Anecdótico pero duro. No en balde desde 1558 aparecía la imagen cubierta con una camisa de seda verde, y en el siglo XVIII se arropa con mantos de mucho ornato, como el manto verde que mañana jueves le pondrá la Camarera de la Virgen, Pino Escudero del Castillo, y que es una réplica elaborada en 1982 del original que llevaba hace 100 años cuando fue coronada.

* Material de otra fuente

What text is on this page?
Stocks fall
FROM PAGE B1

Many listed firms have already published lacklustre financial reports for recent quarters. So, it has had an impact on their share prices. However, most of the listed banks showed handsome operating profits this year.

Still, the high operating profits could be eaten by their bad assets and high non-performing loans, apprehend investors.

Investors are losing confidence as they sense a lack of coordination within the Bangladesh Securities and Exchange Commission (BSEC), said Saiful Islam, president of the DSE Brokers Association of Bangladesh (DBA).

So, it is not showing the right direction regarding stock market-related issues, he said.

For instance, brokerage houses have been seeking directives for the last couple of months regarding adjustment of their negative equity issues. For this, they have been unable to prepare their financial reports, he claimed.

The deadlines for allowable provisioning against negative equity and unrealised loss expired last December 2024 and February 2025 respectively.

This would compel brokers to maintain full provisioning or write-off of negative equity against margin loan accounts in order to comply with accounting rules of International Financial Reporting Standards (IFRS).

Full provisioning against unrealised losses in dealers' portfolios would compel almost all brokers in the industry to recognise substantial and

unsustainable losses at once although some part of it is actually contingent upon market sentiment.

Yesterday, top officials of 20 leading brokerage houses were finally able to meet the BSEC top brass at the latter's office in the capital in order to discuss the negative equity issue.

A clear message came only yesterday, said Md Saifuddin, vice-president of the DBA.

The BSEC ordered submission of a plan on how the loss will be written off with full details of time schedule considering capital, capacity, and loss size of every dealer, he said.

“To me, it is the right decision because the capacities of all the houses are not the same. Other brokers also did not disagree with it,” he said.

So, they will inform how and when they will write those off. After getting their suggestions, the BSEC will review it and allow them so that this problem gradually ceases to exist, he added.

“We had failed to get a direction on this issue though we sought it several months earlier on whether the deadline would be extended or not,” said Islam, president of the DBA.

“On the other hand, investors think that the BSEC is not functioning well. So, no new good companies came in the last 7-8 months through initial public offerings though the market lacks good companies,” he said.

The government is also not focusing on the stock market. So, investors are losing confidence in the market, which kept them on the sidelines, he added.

Con esos precedentes, encontrar la imagen tal cual en su talla original es como descubrir de repente a un pariente modificado, y hay personas que se agarran un importante desconcierto. Así quedó Eloísa Viera: "Sorprendida pero bastante, que llegué y no está". O uno de los jardineros municipales, sin ir más lejos, que le largó a la monja que estaba de guardia "que iba a perder la fe", o también Juana Machín, de 89 años, que se llegó desde Tamaraceite, y "que esto sí que yo no me lo esperaba". Sin saltarse a Magnolia -del Pino, of course-, Duarte Viera, de 20 años, procedente de Vecindario y que arribó ayer por la mañana a la villa con toda la familia puesta. A pesar "de que la Virgen del Pino es mi virgen de toda la vida", vamos, lo más ´que yo conozco´, la estuvo buscando con aquellos dos ojos de magnolia desde del suelo al artesonado hasta que cayó en la cuenta, pero preguntando claro. Y así suma y sigue, como el hombre que quiso aporrear una puerta porque creía que la tenían encerrada sin entender que era aquella - "la mujer del pueblo", como gusta decir a Marcos-, era la más genuina patrona de la villa y de la isla toda.